The company’s batteries are designed to fit into standard shipping containers, so a crane can lift them off the ship at a port and replace them with batteries that have been freshly charged. (Many ports don’t have the capacity to plug ships into power directly, and swapping batteries is also faster, although a Norwegian company is now testing a much smaller electric cargo ship that will make short journeys and plug in to charge.) On a typical route now, a ship traveling from China to the U.S. might pass by Japan and Alaska before reaching Seattle, and then travel down the West Coast to L.A.; the distance between ports is short enough that current battery technology can cover the range.

Because the ships are smaller, they can also stop at ports that aren’t commonly used today—as cargo ships have become oversized, only a small number of ports can handle them. Having more options means that the company will be able to avoid the crowded ports in situations like the recent delays in L.A. and Long Beach, where dozens of ships waited in long lines for days to unload. As a U.S.-based company, Fleetzero can also access some ports that foreign companies aren’t allowed to, making it possible to deliver goods more directly to customers.

[Image: courtesy Fleetzero]

“We can have a route between, say, Long Beach [California] and Portland [Oregon] on a ship, and effectively take thousands of trucks off the road,” says Henderson. “And it’s a cheaper service. Over-the-road shipping is quite a bit more expensive than ocean freight.” Right now, he says, if shoes made in China are delivered to Portland, Oregon, they might come on a ship that sails down the West Coast to Southern California, passing by Oregon. Then they might be loaded on a truck and travel back north, adding to the carbon footprint.

[Image: courtesy Fleetzero]

While the batteries will take up space on a ship, Fleetzero calculated that they will occupy less space than the current system with diesel engines and fuel and ballast tanks, leaving more room for cargo. Workers can charge batteries when the cost of electricity is low, and the batteries could also double as backup power for ships at California ports, where regulations are beginning to require ships to stop running their engines when they dock to cut pollution.

The startup has built one prototype shipping container-size battery so far, and will complete another in the next two weeks. It has also passed the first regulatory hurdle for safety standards at the American Bureau for Shipping. Next will come tests in a retrofitted ship, and the company is likely to begin operating its first ship in 2023. (Diesel-electric ships can be retrofitted within a couple of weeks, though Fleetzero plans to eventually build its own vessels, which will open up cargo space without the fossil fuel infrastructure on board.)

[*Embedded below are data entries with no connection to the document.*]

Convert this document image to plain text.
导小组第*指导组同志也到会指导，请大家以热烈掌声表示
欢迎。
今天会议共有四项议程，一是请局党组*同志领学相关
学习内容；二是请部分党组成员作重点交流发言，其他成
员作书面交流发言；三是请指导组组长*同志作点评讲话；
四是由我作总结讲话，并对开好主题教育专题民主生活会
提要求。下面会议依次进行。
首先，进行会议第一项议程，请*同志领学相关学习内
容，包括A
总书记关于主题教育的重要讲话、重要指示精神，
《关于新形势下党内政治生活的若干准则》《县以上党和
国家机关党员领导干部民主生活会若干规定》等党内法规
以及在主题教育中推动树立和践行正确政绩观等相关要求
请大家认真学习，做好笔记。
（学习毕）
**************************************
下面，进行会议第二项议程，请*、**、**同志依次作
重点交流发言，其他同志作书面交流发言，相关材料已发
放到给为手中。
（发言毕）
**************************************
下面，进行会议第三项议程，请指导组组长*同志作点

Several major companies are interested in using the ships for deliveries, from apparel and consumer electronics brands to big box retailers, the company says, with partnerships to be announced later this year. Companies including Amazon, Ikea, and Patagonia have goals to move to zero-carbon shipping by 2040. It’s feasible that all of that could happen with electric cargo ships, Henderson argues, though the battery technology is likely to evolve. “What we’re convinced of today is that the future of shipping is electric,” he says. “How those electrons are stored on the vessel, I think, will change over time.”